Though some conservatives are making conciliatory noises about Barack Obama now that the election is over, Jill Stanek is not among them. The former Illinois nurse, whose claims about a supposed rash of abortions of "born alive" babies at a Chicago hospital snowballed into the election-season charge that Obama supported "infanticide," wrote Thursday:
"Barack Obama was elected president despite the fact he supports abortion into the fourth trimester. [Ed. Note: Stanek uses "fourth trimester" deliberately to indicate abortions of children who are nevertheless "born alive."] Either the 63 million people voting for him didn't know about his radical record, which includes abandoning abortion survivors to die, didn't care, or didn't believe it."
Because several "anti-life" ballot initiatives also passed on Tuesday, Stanek said to her World Net Daily audience that "we are fooling ourselves if we think the United States is still a Christian nation," adding: "Its people just elected a barbarian as president."
The notion, pushed hard by Stanek and others, that Obama favored infanticide because he once voted "present" on a number of Illinois state senate bills was one that the Obama campaign pushed back against during the campaign. Obama's "Fight the Smears" website (apparently now offline) said the president-elect had voted against a bill containing language designed to protect infants who were 'born alive,' because such protections were already part of Illinois state law, and because the Stanek-supported bill was, at the time, opposed by the Illinois Medical Society.
Rick Winkel, the Illinois Republican who introduced the bill in the state Senate, even wrote in September that "none of those who voted against SB-1082 favored infanticide," despite his disagreement with them.
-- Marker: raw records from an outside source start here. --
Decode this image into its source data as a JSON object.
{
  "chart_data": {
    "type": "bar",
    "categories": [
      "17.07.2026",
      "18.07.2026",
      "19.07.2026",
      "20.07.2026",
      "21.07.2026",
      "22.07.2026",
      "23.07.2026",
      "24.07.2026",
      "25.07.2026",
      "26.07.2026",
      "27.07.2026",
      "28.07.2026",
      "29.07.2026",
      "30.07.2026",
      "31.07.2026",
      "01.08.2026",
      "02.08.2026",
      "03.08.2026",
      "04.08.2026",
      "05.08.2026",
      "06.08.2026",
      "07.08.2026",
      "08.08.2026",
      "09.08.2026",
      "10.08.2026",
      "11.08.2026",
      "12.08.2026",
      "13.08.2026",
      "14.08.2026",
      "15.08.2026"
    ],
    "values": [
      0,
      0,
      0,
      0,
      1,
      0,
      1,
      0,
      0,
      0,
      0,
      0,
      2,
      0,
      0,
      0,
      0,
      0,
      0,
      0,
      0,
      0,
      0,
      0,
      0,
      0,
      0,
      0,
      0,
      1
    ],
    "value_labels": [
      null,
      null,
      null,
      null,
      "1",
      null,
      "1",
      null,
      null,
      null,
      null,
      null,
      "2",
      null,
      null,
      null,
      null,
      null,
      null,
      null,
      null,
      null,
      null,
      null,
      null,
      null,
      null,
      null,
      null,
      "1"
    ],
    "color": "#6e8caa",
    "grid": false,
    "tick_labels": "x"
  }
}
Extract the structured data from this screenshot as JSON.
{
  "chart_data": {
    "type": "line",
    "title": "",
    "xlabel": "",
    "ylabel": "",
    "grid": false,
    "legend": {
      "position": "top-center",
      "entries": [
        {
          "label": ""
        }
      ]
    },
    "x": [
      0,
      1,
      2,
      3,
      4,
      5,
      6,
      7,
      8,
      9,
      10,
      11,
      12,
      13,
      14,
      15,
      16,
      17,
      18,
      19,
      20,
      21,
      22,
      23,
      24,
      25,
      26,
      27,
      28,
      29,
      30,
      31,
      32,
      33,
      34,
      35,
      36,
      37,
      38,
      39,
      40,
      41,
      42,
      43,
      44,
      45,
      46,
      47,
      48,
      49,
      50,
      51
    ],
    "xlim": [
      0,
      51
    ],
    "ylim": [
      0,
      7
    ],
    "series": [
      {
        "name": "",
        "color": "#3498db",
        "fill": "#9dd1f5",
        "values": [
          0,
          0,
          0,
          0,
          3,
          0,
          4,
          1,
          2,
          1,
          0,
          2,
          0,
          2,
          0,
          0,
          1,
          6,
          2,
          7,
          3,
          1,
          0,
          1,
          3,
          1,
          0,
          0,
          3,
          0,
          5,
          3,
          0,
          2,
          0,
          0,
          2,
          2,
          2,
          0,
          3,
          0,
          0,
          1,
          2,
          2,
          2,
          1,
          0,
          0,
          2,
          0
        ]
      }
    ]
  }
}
Nevertheless, Stanek is not giving up the ghost, calling on churches across America to take up a more explicit fight in the public policy arena of abortion. "It is your responsibility, pastor and church leaders, to teach your people that abortion is abominable, and before that to teach chaste living," she wrote. "And before that, at the risk of making my Protestant friends flip, to teach that the contraceptive/sterilization mentality, which considers children bad, not blessings, is also a component of the sexual demise of our country."